Je n’ai pas peur. Personne n’inventera un autre langage. Écrire, même mal, vaut toujours mieux que parler.

Un dernier visage – celui du dernier au revoir, du dernier coup de vis – tel un masque aux yeux de pyrite, n’oblige pas à dire. C’est un visage enchâssé dans l’or où siègent passé et avenir ; une très vaste musique. Nombreux sont les lieux, les objets, capables de léguer leur prière qui éclairent ce visage. Nous parlons avec le Ciel, avec la lumière et la nuit ; les nôtres, infiniment. Pour autant, je ne sais pas ce que je suis, ni à qui appartient véritablement cette tête. Mais elle sait fixer le soleil à la langue noire pour en faire de la nuit.

J’entends l’eau et le vent. Sur leurs lèvres siège la mémoire du temps.

J’avance, oscille dans l’idée d’un simple scintillement sur le vide. Un jour viendra où je sentirai le vide aspirer les cendres de ce crâne. Et pendant un moment tout flottera, filera dans un souffle. C’est ainsi que peut-être ma première vraie face dans sa pâleur apparaîtra.

J’écris mal que c’est une prière, le regard que l’on se porte. Tout comme nos inscriptions, et l’élan du cœur ; que ce sont des prières.

J’écris mal la vérité des belles apparences. Le vide par le pertuis des images laisse s’évanouir des mots leur respir et leurs résurrections. Alors comment dire avec les mots ?

Écrivez-moi avant que je n’entende plus que les seules voix murmurées par l’eau l’air les forêts et l’art des grands photographes.

Érudite, durite, vidure, la pensée. Mais je ne sais pas ce que cela veut dire. Éiséop petite musique votive et personnelle : à d’autres !

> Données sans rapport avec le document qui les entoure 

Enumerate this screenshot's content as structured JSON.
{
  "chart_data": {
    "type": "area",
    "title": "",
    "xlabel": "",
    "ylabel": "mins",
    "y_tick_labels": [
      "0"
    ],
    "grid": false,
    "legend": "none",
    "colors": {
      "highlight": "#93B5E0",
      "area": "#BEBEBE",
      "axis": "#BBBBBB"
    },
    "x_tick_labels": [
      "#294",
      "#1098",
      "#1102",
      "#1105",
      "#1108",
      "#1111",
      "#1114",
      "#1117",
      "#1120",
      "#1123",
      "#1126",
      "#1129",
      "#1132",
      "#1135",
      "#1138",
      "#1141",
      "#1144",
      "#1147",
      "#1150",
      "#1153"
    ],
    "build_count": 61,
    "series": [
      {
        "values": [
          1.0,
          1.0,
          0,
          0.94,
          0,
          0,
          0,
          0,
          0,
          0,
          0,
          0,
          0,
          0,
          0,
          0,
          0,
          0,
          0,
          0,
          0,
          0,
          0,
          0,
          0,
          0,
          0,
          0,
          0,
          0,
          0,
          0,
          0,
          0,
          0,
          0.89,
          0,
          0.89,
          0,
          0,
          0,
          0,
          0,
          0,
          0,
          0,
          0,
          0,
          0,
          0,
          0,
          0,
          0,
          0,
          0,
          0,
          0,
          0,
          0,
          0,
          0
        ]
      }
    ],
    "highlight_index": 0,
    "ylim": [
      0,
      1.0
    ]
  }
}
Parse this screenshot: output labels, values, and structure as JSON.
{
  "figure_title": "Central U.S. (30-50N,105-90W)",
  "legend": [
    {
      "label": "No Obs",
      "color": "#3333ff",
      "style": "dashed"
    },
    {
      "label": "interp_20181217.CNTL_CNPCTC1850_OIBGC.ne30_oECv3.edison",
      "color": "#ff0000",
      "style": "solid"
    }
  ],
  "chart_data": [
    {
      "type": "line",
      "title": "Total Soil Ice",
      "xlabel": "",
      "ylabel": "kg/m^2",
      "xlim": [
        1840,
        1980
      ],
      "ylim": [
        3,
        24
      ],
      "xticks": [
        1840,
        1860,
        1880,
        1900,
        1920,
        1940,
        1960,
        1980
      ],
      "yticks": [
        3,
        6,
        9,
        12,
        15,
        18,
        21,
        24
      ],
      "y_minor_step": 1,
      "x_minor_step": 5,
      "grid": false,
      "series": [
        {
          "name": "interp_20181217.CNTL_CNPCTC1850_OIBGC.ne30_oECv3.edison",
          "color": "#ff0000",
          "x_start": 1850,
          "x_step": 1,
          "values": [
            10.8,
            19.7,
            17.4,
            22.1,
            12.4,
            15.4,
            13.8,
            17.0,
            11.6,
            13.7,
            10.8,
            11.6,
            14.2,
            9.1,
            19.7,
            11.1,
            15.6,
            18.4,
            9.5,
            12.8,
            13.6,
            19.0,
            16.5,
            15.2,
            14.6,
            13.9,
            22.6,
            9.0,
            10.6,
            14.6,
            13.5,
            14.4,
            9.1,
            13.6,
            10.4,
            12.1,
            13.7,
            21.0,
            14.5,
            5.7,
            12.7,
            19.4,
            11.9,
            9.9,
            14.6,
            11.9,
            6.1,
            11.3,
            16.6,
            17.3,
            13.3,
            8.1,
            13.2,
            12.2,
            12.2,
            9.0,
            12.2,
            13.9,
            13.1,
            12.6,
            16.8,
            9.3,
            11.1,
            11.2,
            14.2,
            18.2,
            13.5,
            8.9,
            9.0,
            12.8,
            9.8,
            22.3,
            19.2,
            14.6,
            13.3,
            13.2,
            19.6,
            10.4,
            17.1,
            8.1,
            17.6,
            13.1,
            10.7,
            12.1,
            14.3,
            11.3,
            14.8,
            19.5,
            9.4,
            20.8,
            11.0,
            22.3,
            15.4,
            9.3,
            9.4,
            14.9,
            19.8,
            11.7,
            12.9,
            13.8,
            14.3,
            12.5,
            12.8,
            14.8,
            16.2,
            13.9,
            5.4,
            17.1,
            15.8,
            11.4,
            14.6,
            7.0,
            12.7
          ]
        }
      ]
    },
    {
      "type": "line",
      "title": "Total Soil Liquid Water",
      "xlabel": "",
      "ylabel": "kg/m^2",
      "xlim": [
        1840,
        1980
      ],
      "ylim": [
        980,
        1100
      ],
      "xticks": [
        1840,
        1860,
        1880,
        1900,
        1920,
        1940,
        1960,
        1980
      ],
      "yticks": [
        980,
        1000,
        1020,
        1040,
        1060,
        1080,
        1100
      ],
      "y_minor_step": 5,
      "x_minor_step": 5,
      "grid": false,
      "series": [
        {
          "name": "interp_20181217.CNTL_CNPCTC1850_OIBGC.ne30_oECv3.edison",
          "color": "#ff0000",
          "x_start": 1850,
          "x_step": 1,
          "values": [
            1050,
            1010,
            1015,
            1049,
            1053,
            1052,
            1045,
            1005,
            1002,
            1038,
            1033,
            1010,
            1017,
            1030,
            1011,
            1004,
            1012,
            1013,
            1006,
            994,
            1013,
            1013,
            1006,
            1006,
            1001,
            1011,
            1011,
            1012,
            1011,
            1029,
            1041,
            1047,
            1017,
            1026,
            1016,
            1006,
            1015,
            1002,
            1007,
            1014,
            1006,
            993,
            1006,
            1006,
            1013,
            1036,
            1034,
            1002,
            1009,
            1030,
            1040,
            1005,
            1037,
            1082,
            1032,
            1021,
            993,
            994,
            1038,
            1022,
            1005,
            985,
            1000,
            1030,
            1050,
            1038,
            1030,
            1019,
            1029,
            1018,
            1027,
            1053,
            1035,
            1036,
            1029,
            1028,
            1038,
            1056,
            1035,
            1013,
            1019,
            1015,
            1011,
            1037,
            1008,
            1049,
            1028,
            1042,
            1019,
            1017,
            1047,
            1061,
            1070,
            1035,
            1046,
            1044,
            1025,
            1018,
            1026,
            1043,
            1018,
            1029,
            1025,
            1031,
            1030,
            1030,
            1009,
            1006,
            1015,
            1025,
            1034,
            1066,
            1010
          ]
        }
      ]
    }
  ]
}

Je n’apporte aucune réponse. Mais je crois aux légendes des regards, à la puissance de l’intention. Je ne suis hélas qu’un puissant corps de mots — des milliers de fois chantés, et il est vrai, à mon adresse uniquement.

À chaque marche franchie le corps est sans autre vérité que le mouvement et les ondes qui le traversent.

Tâcher d’être. Divulguer les grands rushs de lumière, les rayonnements qui passent par les chairs aux bouches de fleurs. Ça bouge. Non rien. Y a l’temps. Non plus l’temps. C’est quoi le temps d’ailleurs : énoncer. Alors ne t’obéis pas. Encorne ici lentement au hasard. Pénètre et accueille tous les sens indispensables au chant. Danse maintenant avec justesse | pluie | goûte sa musique | Océan. Danse silencieuse de l’inscription. Inaugure son éphéméride d’un jour. Toujours le même jour et sans dieu.

Je possède plusieurs visages: quartz, soleil et lune. Aucun n’est vraisemblable et tous ont une réalité. Et tous me manquent. Hommes, est-ce que le monde s’imagine, et la parole et la phrase que relatent-elles des mots et des peuples ? Entendre. Épier. Écrire. Prier. S’y construire une cahute. Aérienne. C’est l’esprit qui l’emportera. Le dedans sur le dehors. L’ironie du vide sur la terreur.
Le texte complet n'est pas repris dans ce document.